An NBA spokesperson denied Wednesday that there is any sort of Friday deadline. Multiple teams, though, are under the impression that they can begin signing new linear and streaming deals next week.
That creates an opening for Fubo, which — in the interim — can jump in and create its own aggregated RSN for the 13 Main Street franchises next season. Fubo’s pitch to those teams, sources said, has been three-fold. First, Fubo would want some majority of the 13 teams (the exact number unclear) to aggregate their rights and allow Fubo to negotiate direct-to-distributer linear deals with cable companies such as Comcast, Charter, etc. Or, though sources said Fubo is discouraging it, there could be deals with local linear OTA channels in each market. If not enough of the 13 teams opt in, Fubo has led teams to believe it will drop the endeavor altogether.

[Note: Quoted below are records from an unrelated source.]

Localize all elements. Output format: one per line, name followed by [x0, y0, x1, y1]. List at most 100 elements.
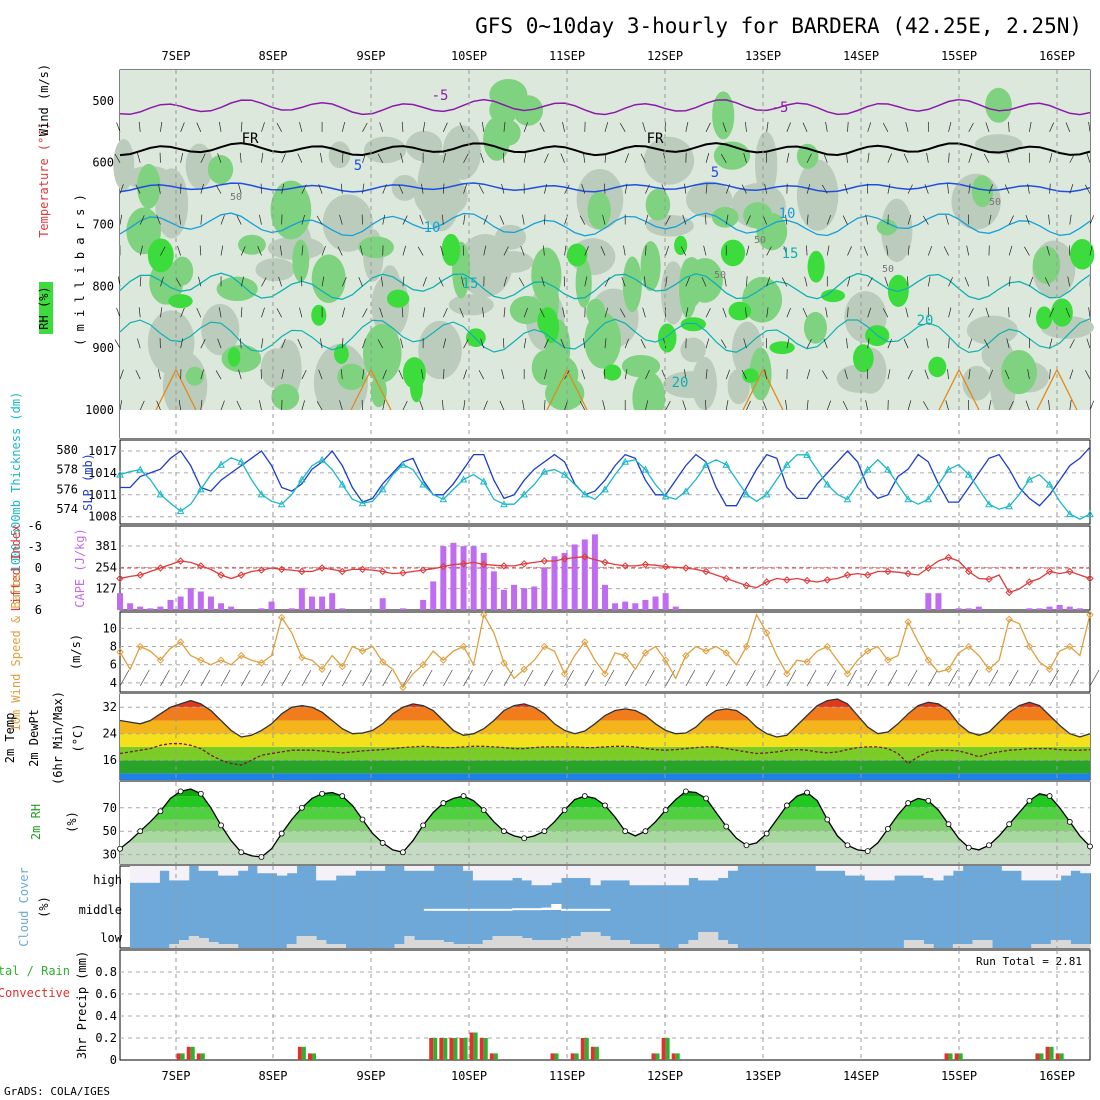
- dewpt2m-series: [119, 742, 1091, 766]
- wind-barb: [220, 215, 225, 225]
- cloud-mid-bar: [600, 908, 611, 911]
- li-series-point: [924, 564, 933, 572]
- cloud-level-label: high: [93, 873, 122, 887]
- wind-barb: [806, 245, 808, 256]
- wind-barb: [583, 338, 586, 349]
- thickness-series-point: [722, 460, 731, 468]
- thickness-tick: 576: [56, 482, 78, 496]
- wind-barb: [382, 184, 387, 194]
- wind-barb: [642, 122, 646, 132]
- cape-bar: [1056, 604, 1063, 610]
- wind-barb: [1027, 183, 1030, 194]
- thickness-series-point: [156, 490, 165, 498]
- rh-blob-saturated: [168, 294, 193, 309]
- wind-barb: [1084, 184, 1091, 194]
- rh-blob-moist: [974, 134, 1023, 155]
- li-series-point: [379, 567, 387, 576]
- cloud-high-bar: [355, 866, 366, 871]
- wind-barb: [236, 400, 242, 411]
- wind-barb: [175, 277, 181, 287]
- cape-bar: [117, 593, 123, 610]
- wind-barb: [463, 184, 467, 194]
- wind-barb: [239, 152, 242, 163]
- wind-barb: [544, 399, 546, 411]
- wind10m-series-point: [439, 656, 448, 664]
- temp-band: [120, 746, 1090, 761]
- cloud-high-bar: [169, 866, 180, 881]
- wind-barb: [478, 184, 485, 194]
- cape-bar: [399, 608, 406, 610]
- precip-ylabel-units: 3hr Precip (mm): [75, 951, 89, 1059]
- rh-blob-saturated: [742, 368, 759, 383]
- wind-barb: [743, 338, 747, 349]
- cloud-high-bar: [717, 866, 729, 878]
- wind-barb: [1069, 400, 1072, 411]
- wind-barb: [400, 338, 404, 349]
- cloud-low-bar: [178, 940, 190, 948]
- contour-label: 5: [354, 158, 362, 174]
- wind-barb: [1048, 214, 1050, 225]
- cloud-low-bar: [707, 932, 719, 948]
- temp-band: [120, 773, 1090, 780]
- rh-blob-wet: [337, 363, 366, 391]
- temp2m-vgrid: [175, 694, 1058, 780]
- wind-barb: [1069, 339, 1075, 349]
- wind-barb: [1029, 121, 1032, 132]
- wind-barb: [522, 400, 525, 411]
- cape-bar: [581, 539, 588, 610]
- wind-barb: [924, 184, 929, 194]
- wind-barb: [1006, 152, 1010, 163]
- wind-barb: [821, 370, 828, 380]
- wind-barb: [1089, 400, 1095, 411]
- wind-barb: [560, 338, 565, 349]
- cloud-ylabel: Cloud Cover: [17, 867, 31, 946]
- wind10m-barb: [402, 669, 413, 687]
- li-series-point: [439, 562, 448, 571]
- cloud-high-bar: [208, 866, 219, 871]
- rh2m-series-point: [622, 828, 629, 835]
- wind-barb: [463, 214, 466, 225]
- upper-air-y-tick: 1000: [85, 403, 114, 417]
- precip-total-bar: [311, 1053, 316, 1060]
- li-series-point: [500, 562, 508, 570]
- cloud-high-bar: [600, 866, 611, 881]
- rh-blob-moist: [255, 258, 296, 282]
- wind10m-barb: [847, 669, 857, 687]
- cloud-mid-bar: [570, 908, 582, 911]
- contour-label: 10: [779, 206, 796, 222]
- cape-bar: [672, 606, 679, 610]
- li-series-point: [156, 564, 165, 572]
- precip-rain-bar: [580, 1038, 585, 1060]
- cape-bar: [632, 603, 639, 610]
- cloud-low-bar: [472, 944, 484, 948]
- li-series-point: [520, 560, 528, 568]
- cloud-high-bar: [365, 866, 376, 871]
- cloud-high-bar: [1080, 866, 1091, 874]
- thickness-series-point: [884, 465, 892, 473]
- precip-rain-bar: [661, 1038, 666, 1060]
- wind10m-series-point: [742, 642, 751, 651]
- cape-bar: [339, 608, 346, 610]
- wind-barb: [927, 276, 931, 287]
- cloud-high-bar: [619, 866, 631, 881]
- cloud-high-bar: [227, 866, 239, 876]
- wind-barb: [261, 307, 265, 318]
- wind-barb: [463, 339, 469, 349]
- cape-bar: [197, 591, 204, 610]
- li-tick: 3: [35, 582, 42, 596]
- wind-barb: [847, 121, 849, 132]
- wind-barb: [278, 276, 282, 287]
- wind-barb: [844, 183, 848, 194]
- wind10m-barb: [685, 669, 696, 687]
- top-x-tick: 9SEP: [357, 49, 386, 63]
- contour-label: 50: [754, 235, 766, 246]
- wind-barb: [1029, 307, 1032, 318]
- wind-barb: [603, 183, 606, 194]
- bottom-x-tick: 14SEP: [843, 1069, 879, 1083]
- cape-bar: [612, 603, 619, 610]
- cloud-low-bar: [443, 942, 454, 948]
- cloud-high-bar: [864, 866, 875, 881]
- bottom-x-tick: 10SEP: [451, 1069, 487, 1083]
- wind-barb: [624, 338, 629, 349]
- wind-barb: [847, 276, 851, 287]
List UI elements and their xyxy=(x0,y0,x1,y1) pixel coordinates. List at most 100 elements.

Secondly, Fubo would stream those teams’ games through its own digital platform, hoping it would impress the league enough to become a candidate for the national RSN in 2027-28. Third, Fubo would allow the teams a one-time opt out after next season or beyond if the NBA does, in fact, launch its national platform — at which point those teams would have to pay back a portion of their rights fees. That point is crucial because sources said the NBA has instructed teams to include an opt-out in any pending local streaming deal, with the league’s national platform in mind. The NBA denies making that request to teams.
Fubo declined comment Wednesday. But, according to multiple sources, its proposed rights fees have ranged above and below the $10M figure. The Fubo blueprint, according to those familiar with its pitch, is to arrange as broad a distribution plan as possible, then augment it with a DTC package and advertising.
Fubo’s other advantage is its name recognition through Disney, which owns roughly a 70% share of the streaming service. Both DAZN and Victory+ have made some headway in recent months — with sources, for instance, saying as many as three NBA teams are provisionally ready to sign with Victory+ depending on financing. But industry sources say the majority of the country is still somewhat unfamiliar with DAZN and Victory, which has created skepticism within various NBA teams.